Nevertheless, the nature of bond investing today differs significantly from several years ago. The potential for substantial capital gains is now perceived as more limited. Consequently, a more pragmatic investment strategy would focus on consistently enjoying coupon returns rather than relying heavily on price appreciation, which has become less predictable.
“Therefore, a more suitable approach now is to enter gradually when yields rise, rather than going all-in at once,” he advised, advocating for a cautious, staggered entry. Yusuf also recommended that investors diversify their tenors to better manage the inherent risks associated with bond price volatility across different maturities.

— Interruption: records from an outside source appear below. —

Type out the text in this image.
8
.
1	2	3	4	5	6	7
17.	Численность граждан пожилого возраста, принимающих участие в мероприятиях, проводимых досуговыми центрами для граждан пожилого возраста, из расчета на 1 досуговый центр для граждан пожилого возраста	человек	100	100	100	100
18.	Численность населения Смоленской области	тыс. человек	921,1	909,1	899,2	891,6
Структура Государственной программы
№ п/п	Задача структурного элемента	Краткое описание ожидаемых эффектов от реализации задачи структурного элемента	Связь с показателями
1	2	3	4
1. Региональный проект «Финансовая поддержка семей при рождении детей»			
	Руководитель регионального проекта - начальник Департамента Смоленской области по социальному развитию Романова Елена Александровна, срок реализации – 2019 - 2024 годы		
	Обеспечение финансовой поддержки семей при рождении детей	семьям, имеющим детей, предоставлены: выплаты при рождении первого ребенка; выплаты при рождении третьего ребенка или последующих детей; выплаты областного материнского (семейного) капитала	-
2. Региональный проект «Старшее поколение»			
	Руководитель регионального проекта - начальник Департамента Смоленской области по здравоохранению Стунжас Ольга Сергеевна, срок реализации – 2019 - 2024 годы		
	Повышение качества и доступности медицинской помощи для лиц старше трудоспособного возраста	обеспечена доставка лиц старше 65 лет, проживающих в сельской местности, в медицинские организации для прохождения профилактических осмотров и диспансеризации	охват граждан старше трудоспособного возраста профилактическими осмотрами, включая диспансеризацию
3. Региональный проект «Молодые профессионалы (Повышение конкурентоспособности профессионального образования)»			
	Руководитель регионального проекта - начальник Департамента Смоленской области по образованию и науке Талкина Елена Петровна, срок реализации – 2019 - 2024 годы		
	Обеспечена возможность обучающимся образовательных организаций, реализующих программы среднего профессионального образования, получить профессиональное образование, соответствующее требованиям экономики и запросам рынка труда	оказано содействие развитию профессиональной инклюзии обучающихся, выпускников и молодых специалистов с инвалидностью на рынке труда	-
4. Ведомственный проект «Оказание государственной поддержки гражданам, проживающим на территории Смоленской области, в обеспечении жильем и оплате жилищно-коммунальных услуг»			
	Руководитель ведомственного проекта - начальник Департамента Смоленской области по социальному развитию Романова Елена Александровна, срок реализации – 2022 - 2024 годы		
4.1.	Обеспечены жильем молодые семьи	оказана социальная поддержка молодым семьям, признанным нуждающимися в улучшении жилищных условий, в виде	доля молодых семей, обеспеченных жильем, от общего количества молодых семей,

For retail investors, instruments such as Indonesian Retail Bonds (ORI) and Retail Sukuk (SR) are expected to remain highly attractive. These government-backed offerings provide competitive coupon rates and are generally less sensitive to the daily price fluctuations often seen in the secondary bond market, making them a stable and accessible choice for individual investors seeking consistent returns.
Summary
The Indonesian government has reactivated the Bond Stabilization Fund (BSF) to manage volatility and curb rising yields in the State Securities (SBN) market. While 10-year SBN yields have slightly decreased to approximately 6.7%, CORE Indonesia economist Yusuf Rendy Manilet warns that the market remains vulnerable. He highlights four primary risks: mounting fiscal pressures, the high volume of new debt issuances, potential price distortions from government intervention, and a strategic shift by foreign investors toward shorter-term instruments like SRBI.
Looking ahead, experts project continued volatility with yields likely fluctuating between 6.5% and 6.9% for the remainder of 2026. Investors are advised to adopt a pragmatic, staggered entry strategy, focusing on consistent coupon returns rather than capital gains. Retail investors are encouraged to consider stable options such as Indonesian Retail Bonds (ORI) and Retail Sukuk (SR), which offer competitive rates with lower sensitivity to secondary market fluctuations.